Create empirical CDFs for both SWE data sets
quantiles = np.linspace(0,1,100)
# This is our empirical cdf of the Slide Canyon data, which also includes values down to 0 and up to 1.
SLI_ordered = stats.mstats.mquantiles(data.SLI_max, quantiles)
# This is our empirical cdf of the Blue Canyon data, which also includes values down to 0 and up to 1.
BLC_ordered = stats.mstats.mquantiles(data.BLC_max, quantiles)
Use the CDFs to “look up” SWE from Slide Canyon to predict SWE in Blue Canyon
# Create our interpolation function for looking up a quantile given a value of SWE at Slide Canyon
f_SLI = interp1d(SLI_ordered, quantiles)
# Create our interpolation function for looking up SWE at Blue Canyon given a quantile
g_BLC = interp1d(quantiles, BLC_ordered)
# Now, we can create a prediction for every value in the Slide Canyon dataset to come up with a matching prediction for the Blue Canyon dataset
BLC_predicted=g_BLC( f_SLI( data.SLI_max ) )
Plot the results from all three regression models together
fig, ax = plt.subplots(figsize=(10,5))
# Original data
data.plot(x='years', y='SLI_max', c='r', linestyle='-', linewidth=1, marker='x', ax=ax, label='Slide Canyon')
data.plot(x='years', y='BLC_max', c='b', linestyle='-', linewidth=1, marker='.', ax=ax, label='Blue Canyon')
# Plot the predicted SWE at Blue Canyon from the simple linear regression model
ax.plot(data.years, BLC_linear_model, c='k', linestyle='--', linewidth=3, label='Blue Canyon Predicted with Simple Linear Regression')
# Plot the predicted SWE at Blue Canyon from the multiple linear regression model
ax.plot(data.years, BLC_multiple_linear_model, c='k', linestyle='-', linewidth=3, label='Blue Canyon Predicted with Multiple Linear Regression')
# Predicted with linear regression between Slide Canyon and Blue Canyon
plt.plot(data.years,BLC_predicted, c='k', linestyle=':', linewidth=3, label='Blue Canyon Predicted from Quantile Regression')
ax.set_title('Timeline of Peak Snow Water Equivalent (SWE)', fontsize=15)

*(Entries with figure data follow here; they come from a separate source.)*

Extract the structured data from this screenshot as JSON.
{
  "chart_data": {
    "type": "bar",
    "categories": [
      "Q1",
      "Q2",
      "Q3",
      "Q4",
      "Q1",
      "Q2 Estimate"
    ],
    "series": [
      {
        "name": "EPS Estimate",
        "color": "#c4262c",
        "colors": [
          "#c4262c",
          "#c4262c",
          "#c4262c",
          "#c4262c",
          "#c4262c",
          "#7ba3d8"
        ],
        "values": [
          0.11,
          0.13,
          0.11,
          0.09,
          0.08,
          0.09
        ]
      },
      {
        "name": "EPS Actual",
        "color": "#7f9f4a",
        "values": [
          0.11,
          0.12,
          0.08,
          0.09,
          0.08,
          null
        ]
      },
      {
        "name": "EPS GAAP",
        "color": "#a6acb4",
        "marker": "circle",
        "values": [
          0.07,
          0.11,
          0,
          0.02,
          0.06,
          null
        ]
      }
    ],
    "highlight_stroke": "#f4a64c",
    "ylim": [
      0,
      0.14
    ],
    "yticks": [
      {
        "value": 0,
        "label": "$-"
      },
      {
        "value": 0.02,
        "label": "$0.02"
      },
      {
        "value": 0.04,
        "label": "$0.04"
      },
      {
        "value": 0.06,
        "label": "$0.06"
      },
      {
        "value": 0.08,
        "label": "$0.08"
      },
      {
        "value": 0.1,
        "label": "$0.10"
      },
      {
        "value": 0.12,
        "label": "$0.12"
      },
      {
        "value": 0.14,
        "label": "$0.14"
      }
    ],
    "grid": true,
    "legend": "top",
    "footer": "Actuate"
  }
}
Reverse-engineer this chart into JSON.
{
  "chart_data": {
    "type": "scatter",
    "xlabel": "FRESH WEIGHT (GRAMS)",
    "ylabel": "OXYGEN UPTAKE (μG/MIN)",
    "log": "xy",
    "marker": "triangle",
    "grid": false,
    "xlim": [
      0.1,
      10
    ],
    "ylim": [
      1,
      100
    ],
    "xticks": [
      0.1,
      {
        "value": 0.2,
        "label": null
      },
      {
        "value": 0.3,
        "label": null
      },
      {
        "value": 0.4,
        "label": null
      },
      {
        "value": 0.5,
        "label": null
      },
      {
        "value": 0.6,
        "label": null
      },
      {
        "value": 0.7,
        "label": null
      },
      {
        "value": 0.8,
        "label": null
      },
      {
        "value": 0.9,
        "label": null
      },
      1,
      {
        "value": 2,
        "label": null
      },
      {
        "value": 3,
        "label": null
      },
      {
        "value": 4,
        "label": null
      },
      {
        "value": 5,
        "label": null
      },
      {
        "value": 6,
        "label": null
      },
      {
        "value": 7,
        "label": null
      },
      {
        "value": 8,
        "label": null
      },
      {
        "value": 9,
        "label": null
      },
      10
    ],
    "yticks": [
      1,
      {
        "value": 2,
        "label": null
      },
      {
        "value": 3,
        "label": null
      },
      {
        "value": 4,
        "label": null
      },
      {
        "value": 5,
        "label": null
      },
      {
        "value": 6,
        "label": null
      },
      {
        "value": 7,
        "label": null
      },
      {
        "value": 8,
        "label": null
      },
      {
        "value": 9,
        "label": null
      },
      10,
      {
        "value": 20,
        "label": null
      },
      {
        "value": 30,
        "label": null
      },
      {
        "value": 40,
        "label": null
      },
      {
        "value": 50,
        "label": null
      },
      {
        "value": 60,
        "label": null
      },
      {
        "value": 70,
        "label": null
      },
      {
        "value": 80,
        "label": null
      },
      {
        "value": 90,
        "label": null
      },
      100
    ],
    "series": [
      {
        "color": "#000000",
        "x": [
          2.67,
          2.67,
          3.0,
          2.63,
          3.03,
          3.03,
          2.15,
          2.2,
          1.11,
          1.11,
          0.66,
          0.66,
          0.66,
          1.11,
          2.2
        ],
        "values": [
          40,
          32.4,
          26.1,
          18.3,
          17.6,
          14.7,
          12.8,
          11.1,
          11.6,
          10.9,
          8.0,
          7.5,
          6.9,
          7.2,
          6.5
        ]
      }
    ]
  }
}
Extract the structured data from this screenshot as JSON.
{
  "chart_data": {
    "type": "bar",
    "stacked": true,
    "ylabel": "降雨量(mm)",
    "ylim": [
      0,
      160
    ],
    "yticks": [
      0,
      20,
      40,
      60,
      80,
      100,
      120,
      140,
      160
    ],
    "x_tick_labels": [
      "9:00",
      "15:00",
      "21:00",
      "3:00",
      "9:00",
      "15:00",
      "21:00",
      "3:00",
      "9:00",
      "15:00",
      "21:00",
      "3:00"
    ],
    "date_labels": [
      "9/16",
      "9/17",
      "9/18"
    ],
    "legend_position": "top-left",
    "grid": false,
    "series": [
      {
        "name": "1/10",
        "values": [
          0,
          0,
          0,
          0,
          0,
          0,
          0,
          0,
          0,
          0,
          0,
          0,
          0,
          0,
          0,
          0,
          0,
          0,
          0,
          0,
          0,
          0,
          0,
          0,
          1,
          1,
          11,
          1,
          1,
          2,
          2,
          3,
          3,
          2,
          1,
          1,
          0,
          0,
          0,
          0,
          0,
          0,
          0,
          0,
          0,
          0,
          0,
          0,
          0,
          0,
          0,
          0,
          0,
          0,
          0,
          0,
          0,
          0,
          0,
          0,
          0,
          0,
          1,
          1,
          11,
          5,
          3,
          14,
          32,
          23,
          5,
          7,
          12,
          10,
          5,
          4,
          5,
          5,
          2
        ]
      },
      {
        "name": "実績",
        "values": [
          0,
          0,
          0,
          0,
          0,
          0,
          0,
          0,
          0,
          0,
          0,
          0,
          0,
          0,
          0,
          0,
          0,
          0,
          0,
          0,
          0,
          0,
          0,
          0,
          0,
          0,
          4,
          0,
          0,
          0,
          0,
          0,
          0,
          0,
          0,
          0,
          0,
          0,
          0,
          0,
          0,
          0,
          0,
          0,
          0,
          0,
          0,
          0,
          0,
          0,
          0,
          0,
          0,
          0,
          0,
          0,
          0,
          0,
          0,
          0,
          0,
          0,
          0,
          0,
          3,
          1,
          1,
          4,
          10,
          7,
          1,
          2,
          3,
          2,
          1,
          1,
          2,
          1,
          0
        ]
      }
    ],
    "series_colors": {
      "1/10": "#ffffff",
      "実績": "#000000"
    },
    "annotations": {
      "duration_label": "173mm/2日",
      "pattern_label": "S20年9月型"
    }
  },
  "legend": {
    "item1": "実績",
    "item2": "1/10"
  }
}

ax.set_xlabel('Water Year', fontsize=12)
ax.set_ylabel('Peak SWE (mm)', fontsize=12);
plt.legend(loc=(0.2,-0.5), fontsize=12);
Which of these models do you think would be the most appropriate here? What tools could you use to decide?
Food for Thought When thinking about choice of models, it is always important to think about your underlying science or engineering questions. Why do we want to predict Blue Canyon from Slide Canyon? (One answer might be that all of these instruments are costly to maintain, so why do we need them all.) Another question might be, are we really using the best data for the task? (For example, our data is peak SWE each year, which sometimes occurs on different dates at the two sites. For example, sometimes Blue Canyon’s peak SWE is in January, and Slide Canyon’s peak SWE is in April – does it make sense to compare these?) These details about snow science are beyond the scope of this class, but you should always think about your statistics and data analysis in the context of your science.